Les africains et leur sens de l’aubaine ne tentent-ils pas par milliers de franchir les frontières dans des bateaux qui prennent l’eau ? L’Europe n’a-t-elle pas empêché les guerres auxquelles elle participe de se dérouler sur son propre territoire, mais plutôt dans des pays sans culture, attardés, où sévissent des religions barbares réduisant les habitants à la misère, hermétiques à l’installation de ces entreprises qui améliorent le sort de l’espèce humaine, les habitants de ces contrées étant en fin de compte ravis de voir s’installer des tanks messagers de la paix, des soldats prompts avec leurs compresses à panser les blessures d’enfants imprudents, d’assister au ballet d’avions protecteurs ? Dès qu’elles le peuvent, ces hordes en haillons se précipitent où, sinon dans cette Europe, où flotte ce beau drapeau bleu orné d’étoiles, inspiré de celui de l’empire américain.

À l’heure de la reprise, Alisson Goblet s’attendait à ce que l’employé range crayons et stylos, ses trois registres, le noir tout au fond de la camionnette, le bleu puis l’orange sur le dessus, le plus consulté, avant de déclarer la journée close le concernant, comme la dernière fois, tandis que l’écran du terminal se noircissait. Alisson Goblet se souvient de la déception de ceux qui poireautaient jusque dans la rue, cette longue file évasée au rond-point, d’un côté ceux en provenance de l’avenue de la Liberté, de l’autre ceux s’acheminant de la rue de la Démocratie. Il s’était étonné de les voir claudiquer tête basse, à mesure que devant le bureau de la main-d’œuvre tous s’en retournaient vers leur domicile, passée une brève hésitation. C’est alors qu’il avait réalisé. Étant trop éloignés pour comprendre l’avancée subite de la file, tous espéraient être renseignés par le terminal, l’employé prêt à secourir quiconque en cas de besoin, et c’est cet espoir irrationnel qui conduisit à la situation actuelle. Une perspective tout à fait irréaliste de jours meilleurs, induisant passivité et soumission. Résultat, Alisson Goblet a perdu son père et ce n’est pas cet employé qui le lui rendra, et encore moins le terminal d’ordinateur.
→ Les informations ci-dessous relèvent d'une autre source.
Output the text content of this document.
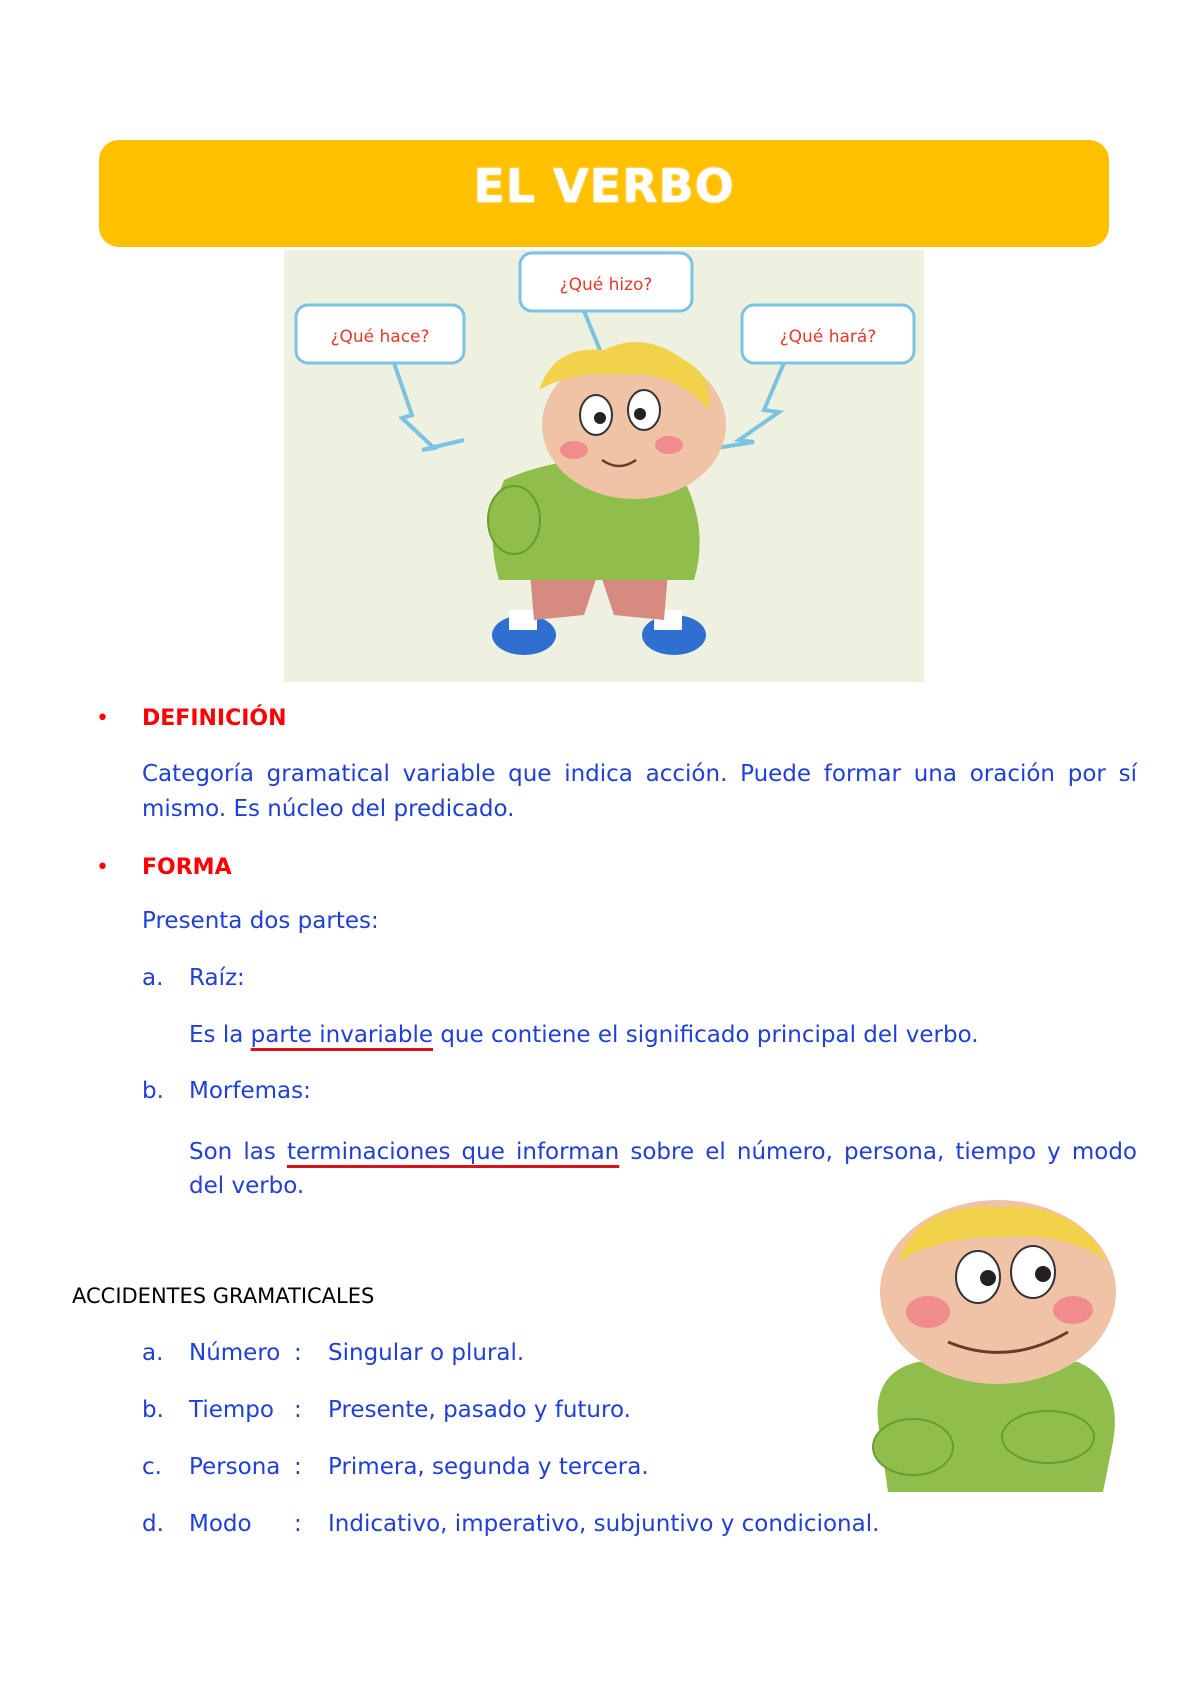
EL VERBO
¿Qué hace?
¿Qué hizo?
¿Qué hará?
• DEFINICIÓN
Categoría gramatical variable que indica acción. Puede formar una oración por sí mismo. Es núcleo del predicado.
• FORMA
Presenta dos partes:
a. Raíz:
Es la parte invariable que contiene el significado principal del verbo.
b. Morfemas:
Son las terminaciones que informan sobre el número, persona, tiempo y modo del verbo.
ACCIDENTES GRAMATICALES
a. Número : Singular o plural.
b. Tiempo : Presente, pasado y futuro.
c. Persona : Primera, segunda y tercera.
d. Modo : Indicativo, imperativo, subjuntivo y condicional.
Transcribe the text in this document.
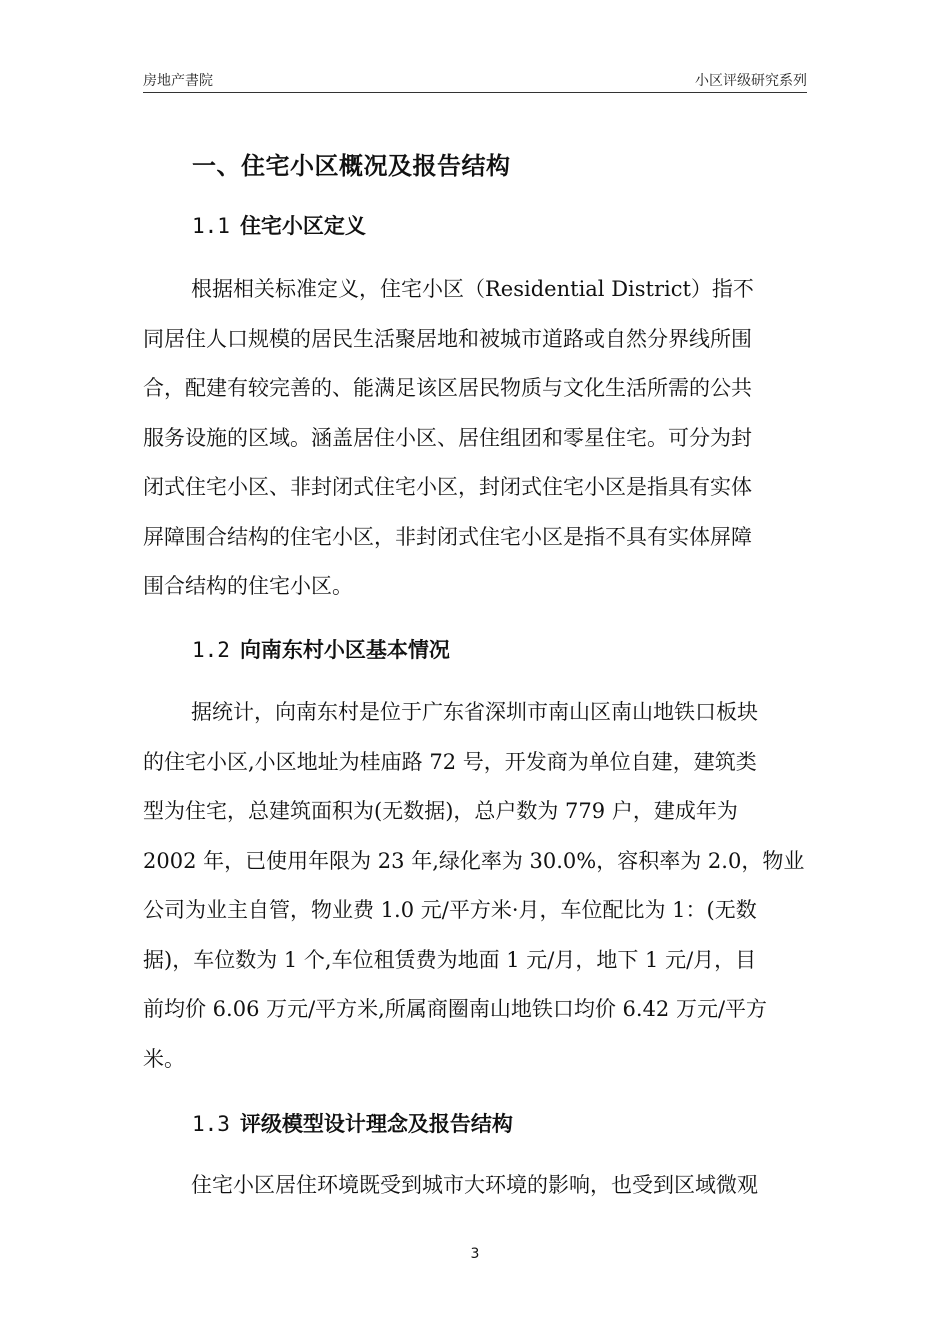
房地产書院	小区评级研究系列
一、住宅小区概况及报告结构
1.1 住宅小区定义
根据相关标准定义，住宅小区（Residential District）指不
同居住人口规模的居民生活聚居地和被城市道路或自然分界线所围
合，配建有较完善的、能满足该区居民物质与文化生活所需的公共
服务设施的区域。涵盖居住小区、居住组团和零星住宅。可分为封
闭式住宅小区、非封闭式住宅小区，封闭式住宅小区是指具有实体
屏障围合结构的住宅小区，非封闭式住宅小区是指不具有实体屏障
围合结构的住宅小区。
1.2 向南东村小区基本情况
据统计，向南东村是位于广东省深圳市南山区南山地铁口板块
的住宅小区,小区地址为桂庙路 72 号，开发商为单位自建，建筑类
型为住宅，总建筑面积为(无数据)，总户数为 779 户，建成年为
2002 年，已使用年限为 23 年,绿化率为 30.0%，容积率为 2.0，物业
公司为业主自管，物业费 1.0 元/平方米·月，车位配比为 1：(无数
据)，车位数为 1 个,车位租赁费为地面 1 元/月，地下 1 元/月，目
前均价 6.06 万元/平方米,所属商圈南山地铁口均价 6.42 万元/平方
米。
1.3 评级模型设计理念及报告结构
住宅小区居住环境既受到城市大环境的影响，也受到区域微观
3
Contre toute attente, le travail reprend, l’employé fait grise mine. Le panneau lumineux installé à l’entrée du recoin entre en fonction, et c’est ainsi qu’il apprend que les entêtés n’ont droit dorénavant qu’à une réclamation mensuelle. Laquelle doit être formulée en moins de trois lignes tapées sur le clavier, l’employé disparaissant de la circulation. Ensuite suivent des propositions diverses, des occupations utiles à la société. L’employé lui désigne le panneau. Je ne peux rien pour vous. Avez-vous examiné les occupations proposées ces derniers jours ? Il se peut que votre père soit devenu réactif, mobile. Défilent alors sur le panneau des destinations alléchantes fixées d’un œil glauque par Alisson Goblet, en bon entêté. Sofia, Tallinn, Dublin, Bucarest, Varsovie, et même Athènes...
Le père d’Alisson Goblet a peu voyagé, et il se demande s’il n’a pas été tenté. Une fois sur place, après un long parcours dans des contrées étranges, un bureau comme celui-ci les dispatchent, terme incontournable de nos jours, vers de petites unités de fabrication où enfin les citoyens profitent d’une occupation utile à la société.
Mains dans les poches, il s’en retourne au gré des rues, erre dans des zones inexplorées où sont entassés d’autres entêtés, ceux en bout de course et desquels il n’attend aucun réconfort. Que va-t-il devenir, à présent que les visites au bureau de la main-d’œuvre sont limitées? Quelles occupations remplieront ses heures, à qui adressera-t-il la parole, avec qui échangera-t-il sa lassitude de devoir renoncer à tout ce qui l’a animé jusqu’alors, à savoir s’entêter !...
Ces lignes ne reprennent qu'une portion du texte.